SIE e ADI aggiornano il modello UNESCO: nella nuova piramide mediterranea il timing dei pasti diventa centrale per metabolismo e peso
La dieta mediterranea si evolve e diventa “cronodieta” in occasione della Giornata Mondiale dell’Obesità, il 4 marzo. A proporre il nuovo modello sono la Società Italiana di Endocrinologia (SIE) e l’Associazione Italiana di Dietetica e Nutrizione Clinica (ADI), pubblicato sulla rivista Current Nutrition Reports. L’analisi integra la variabile “tempo” nella piramide mediterranea, mostrando come la distribuzione dei nutrienti nell’arco delle 24 ore possa incidere sul rischio di obesità, sindrome metabolica e diabete tipo 2. Il modello non modifica quantità e qualità degli alimenti, ma ne ridefinisce il timing, con dati che indicano, ad esempio, un aumento fino al 33% della sintesi proteica muscolare con un adeguato apporto serale di proteine.
Quando mangiare diventa fondamentale
La nuova piramide, dunque, non modifica cosa mangiamo, ma quando lo facciamo. Questo perché gli ormoni chiave – insulina, cortisolo, melatonina, leptina e grelina – oscillano durante le 24 ore, influenzando il metabolismo, l’appetito, il dispendio energetico e la qualità del sonno. Così, consumare gli stessi alimenti in momenti diversi della giornata può produrre effetti metabolici differenti, con conseguenze rilevanti sul rischio di sovrappeso, obesità e disturbi endocrini.

La piramide “temporale”: Sole e Luna
Il nuovo modello integra simboli di Sole e Luna nella piramide. Il Sole indica la prima parte della giornata, ideale per carboidrati complessi, legumi, frutta e verdura, quando la sensibilità insulinica è massima. La Luna orienta i pasti serali verso proteine magre, verdure e alimenti “amici del sonno”, come noci, semi e latticini ricchi di triptofano e melatonina, fondamentali per la rigenerazione muscolare notturna.
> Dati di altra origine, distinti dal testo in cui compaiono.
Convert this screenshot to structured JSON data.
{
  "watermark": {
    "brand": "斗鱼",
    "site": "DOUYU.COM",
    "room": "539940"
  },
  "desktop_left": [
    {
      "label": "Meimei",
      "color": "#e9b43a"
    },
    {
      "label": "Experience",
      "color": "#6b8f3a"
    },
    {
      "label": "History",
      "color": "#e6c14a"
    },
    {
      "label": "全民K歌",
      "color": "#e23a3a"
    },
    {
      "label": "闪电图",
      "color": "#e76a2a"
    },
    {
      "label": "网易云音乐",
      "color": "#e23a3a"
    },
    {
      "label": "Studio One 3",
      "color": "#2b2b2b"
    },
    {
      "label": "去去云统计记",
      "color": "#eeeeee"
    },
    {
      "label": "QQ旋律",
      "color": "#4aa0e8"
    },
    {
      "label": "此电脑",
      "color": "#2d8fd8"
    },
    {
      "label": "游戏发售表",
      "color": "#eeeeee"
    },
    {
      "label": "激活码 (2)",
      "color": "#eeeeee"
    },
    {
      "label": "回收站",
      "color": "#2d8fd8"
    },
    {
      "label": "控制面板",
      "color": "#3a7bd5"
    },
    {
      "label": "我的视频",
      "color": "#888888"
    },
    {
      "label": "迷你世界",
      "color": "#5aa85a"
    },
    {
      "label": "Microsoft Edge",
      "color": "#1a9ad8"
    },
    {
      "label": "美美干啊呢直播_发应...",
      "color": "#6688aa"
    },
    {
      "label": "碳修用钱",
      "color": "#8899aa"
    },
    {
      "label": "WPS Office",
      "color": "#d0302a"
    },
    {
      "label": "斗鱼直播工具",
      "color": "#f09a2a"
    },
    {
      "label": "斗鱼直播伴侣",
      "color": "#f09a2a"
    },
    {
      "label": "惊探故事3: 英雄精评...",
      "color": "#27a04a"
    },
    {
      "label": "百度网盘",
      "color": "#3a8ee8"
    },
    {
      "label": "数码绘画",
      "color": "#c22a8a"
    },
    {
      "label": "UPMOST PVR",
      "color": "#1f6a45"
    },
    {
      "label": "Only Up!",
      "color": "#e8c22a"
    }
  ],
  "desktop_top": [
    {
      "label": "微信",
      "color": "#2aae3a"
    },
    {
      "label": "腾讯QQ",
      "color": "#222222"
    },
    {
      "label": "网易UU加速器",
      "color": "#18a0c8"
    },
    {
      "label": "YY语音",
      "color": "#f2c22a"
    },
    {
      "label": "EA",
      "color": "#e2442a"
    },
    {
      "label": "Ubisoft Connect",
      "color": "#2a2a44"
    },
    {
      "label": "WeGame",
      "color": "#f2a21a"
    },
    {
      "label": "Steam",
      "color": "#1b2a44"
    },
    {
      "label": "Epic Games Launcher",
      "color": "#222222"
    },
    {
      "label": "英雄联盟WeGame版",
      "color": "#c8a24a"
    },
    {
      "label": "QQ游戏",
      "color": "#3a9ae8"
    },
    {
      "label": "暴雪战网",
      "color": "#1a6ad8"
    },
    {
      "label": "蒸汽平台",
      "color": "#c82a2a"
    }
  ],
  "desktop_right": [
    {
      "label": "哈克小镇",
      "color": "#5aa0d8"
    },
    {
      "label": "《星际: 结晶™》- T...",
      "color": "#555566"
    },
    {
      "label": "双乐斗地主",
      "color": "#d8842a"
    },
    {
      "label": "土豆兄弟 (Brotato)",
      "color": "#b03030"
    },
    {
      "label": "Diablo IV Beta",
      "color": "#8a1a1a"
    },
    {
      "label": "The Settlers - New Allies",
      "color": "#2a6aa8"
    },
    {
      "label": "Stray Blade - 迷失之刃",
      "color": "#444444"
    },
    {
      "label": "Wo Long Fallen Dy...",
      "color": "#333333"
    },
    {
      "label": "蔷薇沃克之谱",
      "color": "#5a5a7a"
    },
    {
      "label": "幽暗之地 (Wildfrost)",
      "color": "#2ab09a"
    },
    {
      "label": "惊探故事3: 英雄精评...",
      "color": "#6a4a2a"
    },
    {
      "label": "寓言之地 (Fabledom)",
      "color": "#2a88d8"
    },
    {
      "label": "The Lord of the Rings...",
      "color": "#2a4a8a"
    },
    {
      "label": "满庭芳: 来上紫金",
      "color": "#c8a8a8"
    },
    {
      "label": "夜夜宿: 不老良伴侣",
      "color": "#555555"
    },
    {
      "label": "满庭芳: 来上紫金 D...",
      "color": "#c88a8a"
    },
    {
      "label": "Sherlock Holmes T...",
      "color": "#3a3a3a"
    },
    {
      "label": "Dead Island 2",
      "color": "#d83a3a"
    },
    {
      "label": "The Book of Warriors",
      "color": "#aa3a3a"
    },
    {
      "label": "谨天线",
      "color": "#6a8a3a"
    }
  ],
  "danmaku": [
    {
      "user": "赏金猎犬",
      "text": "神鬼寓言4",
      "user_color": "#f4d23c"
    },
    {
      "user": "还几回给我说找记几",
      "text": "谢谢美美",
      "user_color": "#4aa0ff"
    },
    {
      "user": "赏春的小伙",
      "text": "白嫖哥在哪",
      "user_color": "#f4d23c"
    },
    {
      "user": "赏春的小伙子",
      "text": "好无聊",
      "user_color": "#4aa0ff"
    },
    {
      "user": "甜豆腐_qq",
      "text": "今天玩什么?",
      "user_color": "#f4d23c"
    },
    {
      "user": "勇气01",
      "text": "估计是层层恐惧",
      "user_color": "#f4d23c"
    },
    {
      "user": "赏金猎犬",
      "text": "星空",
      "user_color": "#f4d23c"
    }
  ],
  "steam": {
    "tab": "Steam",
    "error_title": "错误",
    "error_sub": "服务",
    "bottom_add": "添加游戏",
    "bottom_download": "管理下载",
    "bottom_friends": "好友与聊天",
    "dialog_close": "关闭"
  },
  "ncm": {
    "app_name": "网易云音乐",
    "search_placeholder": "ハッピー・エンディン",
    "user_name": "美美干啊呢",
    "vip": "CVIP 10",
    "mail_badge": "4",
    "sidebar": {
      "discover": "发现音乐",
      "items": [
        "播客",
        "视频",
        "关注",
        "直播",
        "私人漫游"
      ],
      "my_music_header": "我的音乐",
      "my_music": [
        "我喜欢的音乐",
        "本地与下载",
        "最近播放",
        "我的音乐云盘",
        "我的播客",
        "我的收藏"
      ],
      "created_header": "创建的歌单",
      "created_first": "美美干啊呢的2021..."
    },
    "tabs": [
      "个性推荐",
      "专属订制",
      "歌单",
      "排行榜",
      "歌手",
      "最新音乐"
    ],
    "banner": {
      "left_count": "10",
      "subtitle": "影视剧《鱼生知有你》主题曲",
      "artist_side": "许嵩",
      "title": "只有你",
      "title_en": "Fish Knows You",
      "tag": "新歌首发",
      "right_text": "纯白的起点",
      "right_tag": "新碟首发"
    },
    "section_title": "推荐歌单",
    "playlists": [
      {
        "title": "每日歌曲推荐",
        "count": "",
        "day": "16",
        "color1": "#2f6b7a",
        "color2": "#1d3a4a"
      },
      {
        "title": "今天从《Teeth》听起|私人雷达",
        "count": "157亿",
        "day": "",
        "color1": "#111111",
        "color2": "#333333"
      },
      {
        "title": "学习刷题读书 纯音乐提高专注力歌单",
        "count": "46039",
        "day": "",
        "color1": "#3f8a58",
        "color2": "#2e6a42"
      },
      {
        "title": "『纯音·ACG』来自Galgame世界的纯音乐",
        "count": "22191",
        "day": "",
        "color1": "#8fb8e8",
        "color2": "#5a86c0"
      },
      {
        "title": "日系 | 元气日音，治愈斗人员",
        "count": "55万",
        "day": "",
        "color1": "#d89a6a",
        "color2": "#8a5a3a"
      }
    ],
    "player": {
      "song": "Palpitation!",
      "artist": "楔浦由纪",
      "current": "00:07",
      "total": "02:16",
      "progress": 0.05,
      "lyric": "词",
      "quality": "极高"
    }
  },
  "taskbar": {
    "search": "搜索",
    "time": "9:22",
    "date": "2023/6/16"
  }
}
Proteine serali e colazione strategica
Le evidenze mostrano che assumere 40 g di proteine prima di dormire può incrementare la sintesi proteica muscolare del 33%, contrastando la perdita di massa magra. Spostare anche solo il 5% dell’energia dai grassi ai carboidrati a colazione aiuta a ridurre il rischio di sindrome metabolica. Non si tratta di una dieta restrittiva, ma di un’ottimizzazione ormonale dei pasti in base ai momenti di maggiore efficienza metabolica.
L’olio extravergine d’oliva rimane protagonista
L’olio extravergine d’oliva (EVOO) resta il pilastro del modello. Grazie alle sue proprietà antinfiammatorie e antiossidanti, è consigliato sia a pranzo che a cena. Un consumo elevato riduce il rischio di malattie cardiovascolari del 39% e dimezza la mortalità; anche un incremento quotidiano di soli 10 g abbassa ulteriormente il rischio cardiovascolare del 10%.
Cronotipo: “gufi” e “allodole”
Ma la vera innovazione è l’attenzione al cronotipo individuale. I “gufi”, con abitudini serotine, tendono a concentrare i pasti nelle ore serali, aumentando il rischio di disallineamento metabolico o “social jetlag”. La piramide li aiuta a spostare gradualmente l’apporto calorico nelle ore di luce. Le “allodole”, invece, già mattiniere, seguono naturalmente la distribuzione ideale dei pasti: colazione ricca, pranzo equilibrato, cena leggera e proteica.
Una dieta come stile di vita globale
Il nuovo modello non è solo alimentazione: integra attività fisica alla luce del sole, sonno regolare, convivialità e rispetto della stagionalità, rafforzando il concetto di dieta mediterranea come stile di vita globale. L’aggiornamento rende il modello UNESCO uno strumento di prevenzione e nutrizione personalizzata, fondato su solide evidenze endocrinologiche.